Он торопился вернуться в Италию, понимая, что Республика снова под угрозой. Действительно, Кассию удалось нанести отрядам Долабеллы несколько поражений и заставить того снова укрыться в Лаодикее. Казалось, теперь ему следовало лишь воссоединиться с силами Марка Юния и совместно двинуться к Риму. В том, что события будут развиваться именно в этом направлении, не сомневался никто. Отцы юношей, служивших под началом Брута, уже предвкушали торжественную встречу героев и приискивали им хорошие места в жреческих коллегиях. Все последние недели они буквально засыпали Марка письмами с просьбой о рекомендациях.
Тот оставлял их без ответа. Слишком хорошо он помнил, как накануне битвы под Фарсалом некоторые глупцы оспаривали друг у друга должность верховного понтифика, занимаемую тогда Цезарем. Война еще не окончена, твердил он себе, а Фортуна — самая капризная и непостоянная в сонме божеств...
Правда, одну кандидатуру он все-таки поддержал. Речь шла о вакансии в жреческой коллегии, освободившейся после смерти Пансы. И претендовал на это место не кто иной, как его пасынок Луций Бибул. Марк не смел отказать тяжелобольной Порции, озабоченной судьбой единственного сына.

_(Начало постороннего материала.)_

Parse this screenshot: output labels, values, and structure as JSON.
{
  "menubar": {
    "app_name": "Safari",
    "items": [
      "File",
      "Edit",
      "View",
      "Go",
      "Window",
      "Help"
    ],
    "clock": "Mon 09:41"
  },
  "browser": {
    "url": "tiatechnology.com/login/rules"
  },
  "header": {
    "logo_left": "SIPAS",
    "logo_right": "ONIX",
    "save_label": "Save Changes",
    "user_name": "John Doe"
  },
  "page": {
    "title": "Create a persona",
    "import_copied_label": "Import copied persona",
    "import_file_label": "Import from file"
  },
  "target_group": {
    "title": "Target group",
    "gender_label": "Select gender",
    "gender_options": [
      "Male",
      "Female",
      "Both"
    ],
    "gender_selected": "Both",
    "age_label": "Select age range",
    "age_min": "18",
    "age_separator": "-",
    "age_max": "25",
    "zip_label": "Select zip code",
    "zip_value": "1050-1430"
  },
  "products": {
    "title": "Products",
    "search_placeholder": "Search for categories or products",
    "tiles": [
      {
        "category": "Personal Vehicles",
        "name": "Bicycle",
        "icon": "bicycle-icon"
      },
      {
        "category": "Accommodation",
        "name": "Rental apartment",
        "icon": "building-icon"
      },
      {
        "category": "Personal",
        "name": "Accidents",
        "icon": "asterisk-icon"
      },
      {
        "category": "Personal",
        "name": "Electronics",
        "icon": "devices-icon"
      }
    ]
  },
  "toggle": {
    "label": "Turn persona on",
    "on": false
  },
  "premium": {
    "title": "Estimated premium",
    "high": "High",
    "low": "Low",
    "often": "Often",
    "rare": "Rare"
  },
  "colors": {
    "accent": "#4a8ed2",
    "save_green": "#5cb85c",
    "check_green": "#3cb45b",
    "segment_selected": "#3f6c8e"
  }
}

Он также выступил в защиту Гликона — врача-грека, сопровождавшего в походе покойного Пансу. С фамилией Юниев Брутов его связывали клиентские отношения. Лекарь с безупречной репутацией, тот после кончины своего пациента переживал трудные времена. У него нашлись недоброжелатели, которые стали распускать бредовые слухи, что раненого консула прикончил... его собственный врач, якобы наложивший ему отравленную повязку. Несмотря на очевидную глупость этих измышлений — Панса получил смертельную рану дротиком, и удивляться следовало не тому, что он умер, а тому, что с такой раной он прожил еще несколько суток, — в Риме, вообще падком на сплетни, их горячо обсуждали. Брут, на глазах которого от боевых ранений погибло немало воинов и командиров, разумеется, не поверил в виновность Гликона. В письме к Цицерону он требовал освобождения лекаря:
«Я настоятельно рекомендую тебе Гликона, врача Пансы; ты знаешь, что он женат на сестре нашего дорогого Ахиллеса[133]. Я слышал, что Торкват подозревает его в смерти Пансы и заключил под стражу по обвинению в отцеубийстве. Все это звучит совершенно неправдоподобно! Зачем было Гликону убивать Пансу, если именно он больше всех и пострадал от его кончины? К тому же я знаю его как честного и скромного человека. Я вообще не верю, что он способен на преступление, даже если б оно принесло ему выгоду. И я прошу тебя, а Ахиллес, который, как ты догадываешься, озабочен этим делом еще больше моего, присоединяется к моей просьбе, так вот, я очень прошу тебя добиться освобождения Гликона и позаботиться о нем. Это сейчас волнует меня больше всего остального»[134].
После этой истории с врачом-греком Бруту не часто приходилось обращаться за услугами к Цицерону. Начиная с предыдущего лета Марк Туллий, оставаясь глухим к предупреждениям Брута, демонстрировал все более явные симпатии к Гаю Октавию. Поначалу Марк подозревал, что старый консуляр ищет у молодого наследника-диктатора защиты против Марка Антония, с которым автора «Филиппик» связывала давняя вражда. Однако в последние недели Цицерон, похоже, сменил тактику, что всерьез встревожило Брута.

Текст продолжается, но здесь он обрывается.